La señora Willy arrastró las cortinas al escucharme y se asomó por la ventana.
—¿Kara? ¿Estás ahí? —Ella era de las pocas personas que conocía mi nombre, aunque no estaba al tanto de los asuntos que llevaba a cabo cuando salía del estudio, y, sobre todo, dentro de aquellas cuatro paredes.
—¿Cómo se encuentra, señora Willy? —pregunté con una sonrisa de lado, ocultando mi rostro bajo la gorra y acercándome hacia las escaleras de mi estudio.
Ella se inclinó más sobre la ventana. Los rayos del sol resplandecían sobre su piel morena.
—Mucho mejor, estoy tomando esos remedios caseros que me recomendaste —contestó—, el dolor de estomago ha disminuido y creo que puedo volver a ser yo misma mañana. Tienes que pasar un día a tomar un té y conversar.
Sufría constantemente de dolores de estómago y cuando me contó sobre el malestar, comencé a preparar algunos tratamientos caseros para ella. El sistema de sanidad no era tan bueno como aseguraba tener la Corona. La cantidad de enfermos en la zona marginal aumentaban y los hospitales se encontraban saturados de pacientes. Había mayor posibilidad de infectarse que curarse en ese lugar. La gente optaba por la medicina natural para tratarse, y por suerte, mi madre me enseñó algunos remedios en caso de las urgencias.
—Me alegro mucho —susurré—, un día pasaré a visitarte y charlaremos.
Esbozó una tierna sonrisa. No tenía nietos, ni hijos, por lo que me consideraba como parte de su familia y a mí me agradaba saber que existía alguien cercano a mi vida. Me despedí de ella y subí las escaleras hacia la segunda entrada. Cuando llegué arriba, me esperaba una puerta metálica con cerradura, pero no llevaba ninguna llave conmigo. Toqué tres veces para hacerle saber a Dante que me encontraba al otro lado.
Él recibió el mensaje y cedió el acceso mediante el sistema eléctrico del cerrojo, el cual podía manipular con la cómoda cercanía de su ordenador. Cerré la puerta a mis espaldas y finalmente, logré liberarme molesta gorra que llevaba en la cabeza.
—Cielos, hace calor afuera. —Hoy hacía más calor de lo habitual. La temperatura de la zona marginal podía subir hasta los cuarenta y cinco grados.

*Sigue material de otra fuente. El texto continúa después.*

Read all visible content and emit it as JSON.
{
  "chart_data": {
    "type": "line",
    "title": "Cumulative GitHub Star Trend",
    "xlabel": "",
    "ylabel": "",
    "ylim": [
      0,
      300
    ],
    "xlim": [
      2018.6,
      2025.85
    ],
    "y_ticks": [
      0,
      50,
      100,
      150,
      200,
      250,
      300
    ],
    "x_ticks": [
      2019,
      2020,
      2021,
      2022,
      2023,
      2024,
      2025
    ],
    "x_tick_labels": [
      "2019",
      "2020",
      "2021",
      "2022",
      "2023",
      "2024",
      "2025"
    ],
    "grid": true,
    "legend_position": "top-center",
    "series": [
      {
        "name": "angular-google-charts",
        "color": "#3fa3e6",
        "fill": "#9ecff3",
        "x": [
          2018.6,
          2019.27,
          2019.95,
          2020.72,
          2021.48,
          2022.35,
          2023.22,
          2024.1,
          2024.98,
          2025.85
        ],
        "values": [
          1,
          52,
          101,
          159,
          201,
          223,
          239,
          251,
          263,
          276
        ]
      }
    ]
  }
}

Debido al calentamiento global, la zona era la más afectaba en comparación a la élite, donde vivían los privilegiados y el clima era más soportable.
Dante asintió, pero parecía no estar al pendiente de ello. Normalmente nunca salía de casa, preferiría mantenerse concentrado en su ordenador antes de asomar la cabeza por la ventana o darse una vuelta por la primera planta. Entre los dos, a mí era la que me tocaba el trabajo más vulnerable.
Conocí a Dante hace un par de años, era un huérfano a temprana edad después de perder a sus padres a causa de la enfermedad. Nos hicimos amigos después de que me ayudara a robar comida del mercado central de Starlock. Desde entonces, nos hemos apoyado mutuamente. Nos habíamos vuelto uña y carne, trabajando juntos por muchos años. Él era más que un aliado, pues significa mucho para mí. Sin su ayuda, no habría recopilado toda la información que me acercaba a atrapar al culpable que asesinó a mi familia.